Wednesday, April 25, 2012

It's All Right to Have Fun Again

Having now written my Examiner.com account of last night’s Composers, Inc. concert, which featured works by six composers, all of whom were in the audience, I realized how much things had changed since my student days.  In that dark past the study of music was serious business.  That seriousness was embodied in the character traits of Arnold Schoenberg and underscored by the hyper-intellectualism coming out of the leading institutions of higher learning, such as Princeton University and Yale University.  It was as if pleasure was a luxury that the cerebral demands of “new music” could not afford.
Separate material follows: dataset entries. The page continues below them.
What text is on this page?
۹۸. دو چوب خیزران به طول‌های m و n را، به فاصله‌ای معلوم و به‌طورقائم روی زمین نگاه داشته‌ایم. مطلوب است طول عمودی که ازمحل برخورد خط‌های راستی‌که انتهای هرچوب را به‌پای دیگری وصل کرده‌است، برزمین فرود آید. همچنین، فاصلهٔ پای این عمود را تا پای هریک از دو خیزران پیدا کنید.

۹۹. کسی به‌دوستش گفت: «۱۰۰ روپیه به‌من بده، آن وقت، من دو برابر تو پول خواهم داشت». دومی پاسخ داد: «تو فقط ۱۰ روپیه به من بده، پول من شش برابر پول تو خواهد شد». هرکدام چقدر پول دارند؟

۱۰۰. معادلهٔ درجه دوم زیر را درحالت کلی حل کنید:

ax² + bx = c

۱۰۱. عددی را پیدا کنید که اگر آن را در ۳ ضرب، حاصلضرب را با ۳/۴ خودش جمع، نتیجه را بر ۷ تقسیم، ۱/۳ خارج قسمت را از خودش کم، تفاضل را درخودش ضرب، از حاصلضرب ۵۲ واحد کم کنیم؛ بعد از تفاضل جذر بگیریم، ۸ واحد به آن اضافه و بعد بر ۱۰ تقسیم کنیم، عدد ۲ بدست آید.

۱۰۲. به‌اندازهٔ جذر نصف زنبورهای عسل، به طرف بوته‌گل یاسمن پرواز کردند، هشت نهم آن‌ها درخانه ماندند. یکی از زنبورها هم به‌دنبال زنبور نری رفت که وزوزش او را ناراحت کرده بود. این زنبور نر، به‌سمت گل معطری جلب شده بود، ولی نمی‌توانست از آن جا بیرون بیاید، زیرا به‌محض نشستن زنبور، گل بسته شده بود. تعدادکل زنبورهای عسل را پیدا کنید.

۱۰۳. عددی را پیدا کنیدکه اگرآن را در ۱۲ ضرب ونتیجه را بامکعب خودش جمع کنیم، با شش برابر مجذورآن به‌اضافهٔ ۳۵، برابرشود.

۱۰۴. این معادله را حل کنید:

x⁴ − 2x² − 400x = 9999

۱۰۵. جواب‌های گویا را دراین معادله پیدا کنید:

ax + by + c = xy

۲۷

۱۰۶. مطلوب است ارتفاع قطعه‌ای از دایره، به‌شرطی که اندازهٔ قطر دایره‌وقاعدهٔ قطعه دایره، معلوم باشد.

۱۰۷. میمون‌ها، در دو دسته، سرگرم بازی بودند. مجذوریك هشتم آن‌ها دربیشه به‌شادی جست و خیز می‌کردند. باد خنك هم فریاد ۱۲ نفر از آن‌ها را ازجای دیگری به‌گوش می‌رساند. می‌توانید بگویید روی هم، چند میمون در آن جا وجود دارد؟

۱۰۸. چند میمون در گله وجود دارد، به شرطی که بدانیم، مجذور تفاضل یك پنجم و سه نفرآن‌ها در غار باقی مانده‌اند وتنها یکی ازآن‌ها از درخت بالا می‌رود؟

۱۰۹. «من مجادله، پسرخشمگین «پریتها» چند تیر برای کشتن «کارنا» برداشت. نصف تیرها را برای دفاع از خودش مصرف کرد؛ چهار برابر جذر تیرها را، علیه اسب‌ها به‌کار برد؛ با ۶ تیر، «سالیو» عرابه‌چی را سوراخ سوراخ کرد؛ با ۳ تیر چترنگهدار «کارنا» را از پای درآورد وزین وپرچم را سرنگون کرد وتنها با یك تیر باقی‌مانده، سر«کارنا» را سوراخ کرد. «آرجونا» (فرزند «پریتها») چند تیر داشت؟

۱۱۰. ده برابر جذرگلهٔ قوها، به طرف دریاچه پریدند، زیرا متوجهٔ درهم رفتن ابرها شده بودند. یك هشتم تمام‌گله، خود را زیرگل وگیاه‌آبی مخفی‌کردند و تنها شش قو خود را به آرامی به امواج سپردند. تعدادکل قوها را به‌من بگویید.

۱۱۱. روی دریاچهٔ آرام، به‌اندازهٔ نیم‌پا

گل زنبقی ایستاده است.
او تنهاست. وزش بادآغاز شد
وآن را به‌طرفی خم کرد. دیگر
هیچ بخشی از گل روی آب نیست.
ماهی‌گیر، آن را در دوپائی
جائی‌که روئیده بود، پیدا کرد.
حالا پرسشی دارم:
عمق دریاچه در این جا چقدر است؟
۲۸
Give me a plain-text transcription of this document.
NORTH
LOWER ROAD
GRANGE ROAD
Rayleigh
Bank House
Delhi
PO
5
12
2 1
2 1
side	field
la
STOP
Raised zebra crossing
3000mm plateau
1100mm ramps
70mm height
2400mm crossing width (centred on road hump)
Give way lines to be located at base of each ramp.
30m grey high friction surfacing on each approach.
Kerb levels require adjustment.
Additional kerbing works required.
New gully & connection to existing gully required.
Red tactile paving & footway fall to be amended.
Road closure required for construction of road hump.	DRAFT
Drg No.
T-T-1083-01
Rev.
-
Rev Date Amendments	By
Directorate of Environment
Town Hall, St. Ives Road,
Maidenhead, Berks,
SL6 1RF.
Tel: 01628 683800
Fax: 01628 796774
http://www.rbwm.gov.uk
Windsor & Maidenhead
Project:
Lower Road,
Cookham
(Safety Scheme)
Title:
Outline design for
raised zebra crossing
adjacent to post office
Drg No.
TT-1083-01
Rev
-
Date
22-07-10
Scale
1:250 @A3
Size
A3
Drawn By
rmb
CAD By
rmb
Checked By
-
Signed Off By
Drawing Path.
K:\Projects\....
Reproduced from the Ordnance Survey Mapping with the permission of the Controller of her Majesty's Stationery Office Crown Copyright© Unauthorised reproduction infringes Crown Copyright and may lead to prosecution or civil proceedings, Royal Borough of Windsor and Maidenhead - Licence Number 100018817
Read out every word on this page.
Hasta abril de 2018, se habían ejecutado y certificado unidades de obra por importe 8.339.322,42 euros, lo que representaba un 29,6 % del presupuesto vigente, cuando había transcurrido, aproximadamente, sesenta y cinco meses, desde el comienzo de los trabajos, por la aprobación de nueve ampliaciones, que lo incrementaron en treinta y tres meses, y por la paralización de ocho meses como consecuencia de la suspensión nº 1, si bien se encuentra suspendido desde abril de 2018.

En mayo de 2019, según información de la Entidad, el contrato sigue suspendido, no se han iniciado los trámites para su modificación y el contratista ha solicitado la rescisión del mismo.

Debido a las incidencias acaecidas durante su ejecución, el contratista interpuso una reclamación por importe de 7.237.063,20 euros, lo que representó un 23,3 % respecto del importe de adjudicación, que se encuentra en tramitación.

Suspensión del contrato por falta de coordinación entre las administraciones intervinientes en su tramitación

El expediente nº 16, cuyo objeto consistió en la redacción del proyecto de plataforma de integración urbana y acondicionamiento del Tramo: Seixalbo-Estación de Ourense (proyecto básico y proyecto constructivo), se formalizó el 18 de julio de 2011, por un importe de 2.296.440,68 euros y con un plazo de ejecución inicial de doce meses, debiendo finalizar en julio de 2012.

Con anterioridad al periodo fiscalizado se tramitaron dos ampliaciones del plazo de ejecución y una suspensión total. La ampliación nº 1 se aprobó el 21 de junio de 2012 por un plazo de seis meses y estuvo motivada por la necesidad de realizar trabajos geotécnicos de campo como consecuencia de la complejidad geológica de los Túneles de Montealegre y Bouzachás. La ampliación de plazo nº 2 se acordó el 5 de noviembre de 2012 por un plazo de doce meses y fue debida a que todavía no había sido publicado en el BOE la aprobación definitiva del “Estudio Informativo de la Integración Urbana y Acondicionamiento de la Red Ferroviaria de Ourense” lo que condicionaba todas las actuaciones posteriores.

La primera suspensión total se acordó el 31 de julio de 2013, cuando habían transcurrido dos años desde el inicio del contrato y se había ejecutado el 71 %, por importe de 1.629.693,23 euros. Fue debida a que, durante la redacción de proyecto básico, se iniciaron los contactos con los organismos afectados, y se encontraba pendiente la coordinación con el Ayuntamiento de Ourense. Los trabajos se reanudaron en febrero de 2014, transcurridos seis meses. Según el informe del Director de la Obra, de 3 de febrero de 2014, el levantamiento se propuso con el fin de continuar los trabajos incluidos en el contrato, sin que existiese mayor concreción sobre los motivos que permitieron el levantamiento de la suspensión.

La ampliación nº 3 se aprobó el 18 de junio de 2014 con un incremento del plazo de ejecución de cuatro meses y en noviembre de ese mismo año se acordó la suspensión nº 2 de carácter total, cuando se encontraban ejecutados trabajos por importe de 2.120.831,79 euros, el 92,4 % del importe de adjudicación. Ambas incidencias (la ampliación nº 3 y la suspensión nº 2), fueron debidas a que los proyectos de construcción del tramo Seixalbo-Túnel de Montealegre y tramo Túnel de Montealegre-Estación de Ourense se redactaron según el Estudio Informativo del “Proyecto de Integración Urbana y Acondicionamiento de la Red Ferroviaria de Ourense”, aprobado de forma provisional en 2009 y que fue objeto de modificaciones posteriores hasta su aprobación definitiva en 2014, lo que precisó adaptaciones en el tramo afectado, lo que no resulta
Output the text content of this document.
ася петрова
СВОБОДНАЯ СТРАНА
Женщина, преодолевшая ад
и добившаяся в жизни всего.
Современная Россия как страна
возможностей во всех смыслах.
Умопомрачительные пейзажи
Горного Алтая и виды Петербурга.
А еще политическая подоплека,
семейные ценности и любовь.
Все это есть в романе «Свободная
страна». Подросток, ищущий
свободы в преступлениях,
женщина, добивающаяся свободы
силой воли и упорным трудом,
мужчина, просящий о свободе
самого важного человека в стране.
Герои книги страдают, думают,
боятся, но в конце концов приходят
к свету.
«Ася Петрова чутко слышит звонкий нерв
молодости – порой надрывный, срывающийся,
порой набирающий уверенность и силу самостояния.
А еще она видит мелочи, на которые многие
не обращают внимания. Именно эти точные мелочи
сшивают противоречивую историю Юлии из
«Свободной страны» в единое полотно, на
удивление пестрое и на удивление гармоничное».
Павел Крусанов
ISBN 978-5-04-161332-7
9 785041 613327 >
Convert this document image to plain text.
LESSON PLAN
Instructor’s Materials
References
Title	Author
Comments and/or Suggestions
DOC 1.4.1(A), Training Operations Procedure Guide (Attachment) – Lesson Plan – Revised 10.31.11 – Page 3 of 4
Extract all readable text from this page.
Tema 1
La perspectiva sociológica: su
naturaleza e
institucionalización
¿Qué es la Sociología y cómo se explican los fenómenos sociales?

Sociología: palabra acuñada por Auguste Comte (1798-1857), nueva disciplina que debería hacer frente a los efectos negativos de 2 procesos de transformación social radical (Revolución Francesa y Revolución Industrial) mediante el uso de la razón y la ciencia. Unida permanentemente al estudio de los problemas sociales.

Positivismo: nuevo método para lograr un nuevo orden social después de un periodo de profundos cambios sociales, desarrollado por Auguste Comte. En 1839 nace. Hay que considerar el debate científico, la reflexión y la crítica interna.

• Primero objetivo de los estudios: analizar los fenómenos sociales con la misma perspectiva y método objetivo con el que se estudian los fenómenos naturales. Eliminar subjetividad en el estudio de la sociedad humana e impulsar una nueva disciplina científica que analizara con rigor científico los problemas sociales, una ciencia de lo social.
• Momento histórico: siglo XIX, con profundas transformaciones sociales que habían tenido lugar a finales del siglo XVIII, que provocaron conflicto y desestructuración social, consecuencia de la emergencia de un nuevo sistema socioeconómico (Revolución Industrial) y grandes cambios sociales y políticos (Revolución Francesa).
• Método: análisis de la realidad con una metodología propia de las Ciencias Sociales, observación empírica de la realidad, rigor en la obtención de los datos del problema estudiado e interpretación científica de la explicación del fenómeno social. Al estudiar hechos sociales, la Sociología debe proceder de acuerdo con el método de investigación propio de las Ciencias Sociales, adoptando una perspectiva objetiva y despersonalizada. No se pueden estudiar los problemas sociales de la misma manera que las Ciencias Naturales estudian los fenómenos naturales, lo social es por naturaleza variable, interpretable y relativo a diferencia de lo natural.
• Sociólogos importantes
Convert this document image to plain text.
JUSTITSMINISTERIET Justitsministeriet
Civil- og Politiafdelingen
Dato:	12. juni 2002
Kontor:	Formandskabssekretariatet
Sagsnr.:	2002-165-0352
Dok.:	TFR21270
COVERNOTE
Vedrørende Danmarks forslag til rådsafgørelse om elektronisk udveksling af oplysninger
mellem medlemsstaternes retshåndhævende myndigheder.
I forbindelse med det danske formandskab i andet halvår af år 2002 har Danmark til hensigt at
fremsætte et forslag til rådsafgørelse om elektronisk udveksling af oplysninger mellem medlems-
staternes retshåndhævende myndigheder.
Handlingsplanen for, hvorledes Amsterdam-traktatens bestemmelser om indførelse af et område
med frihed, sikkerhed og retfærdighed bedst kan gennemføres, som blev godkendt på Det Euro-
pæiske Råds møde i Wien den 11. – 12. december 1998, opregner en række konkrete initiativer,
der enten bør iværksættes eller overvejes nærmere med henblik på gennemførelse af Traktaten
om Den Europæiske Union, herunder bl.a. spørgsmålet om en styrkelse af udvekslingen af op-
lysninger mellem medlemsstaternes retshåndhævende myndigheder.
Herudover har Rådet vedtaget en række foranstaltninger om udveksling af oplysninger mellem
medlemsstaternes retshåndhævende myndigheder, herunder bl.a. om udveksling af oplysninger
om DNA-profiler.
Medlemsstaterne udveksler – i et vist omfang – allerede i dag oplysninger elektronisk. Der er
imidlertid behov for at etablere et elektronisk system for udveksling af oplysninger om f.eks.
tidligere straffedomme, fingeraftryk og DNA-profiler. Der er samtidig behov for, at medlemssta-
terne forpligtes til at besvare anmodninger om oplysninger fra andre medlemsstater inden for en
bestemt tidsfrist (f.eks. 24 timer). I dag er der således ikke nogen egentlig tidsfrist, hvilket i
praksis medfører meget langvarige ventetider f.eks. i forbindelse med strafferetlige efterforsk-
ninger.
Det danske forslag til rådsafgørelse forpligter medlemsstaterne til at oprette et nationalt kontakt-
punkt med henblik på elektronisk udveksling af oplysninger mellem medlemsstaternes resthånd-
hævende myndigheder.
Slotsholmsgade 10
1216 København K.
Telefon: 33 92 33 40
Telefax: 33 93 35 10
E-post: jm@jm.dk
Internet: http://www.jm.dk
I suppose the “ice-breaker” for me was John Adams, since my earliest exposure to Philip Glass was just as serious as any encounter I had experienced with the music of Elliott Carter.  I was at a performance of “Grand Pianola Music” at the 92nd Street Y;  and the sheer exuberance of it all made my jaw drop.  When I recovered my presence of mind, I discovered that the conclusion of the music seemed to provoke half of the audience to cheer and the other half to boo.  It was as if Adams had decided to attack a sacred cow with a rubber chicken;  and I was definitely in the camp that took this to be a significant (and highly satisfying) event.

These days it is not embarrassing to say that you had fun listening to the music of living composers.  Last night’s concert warranted that proposition admirably.  With any luck, that sense of fun will prevail.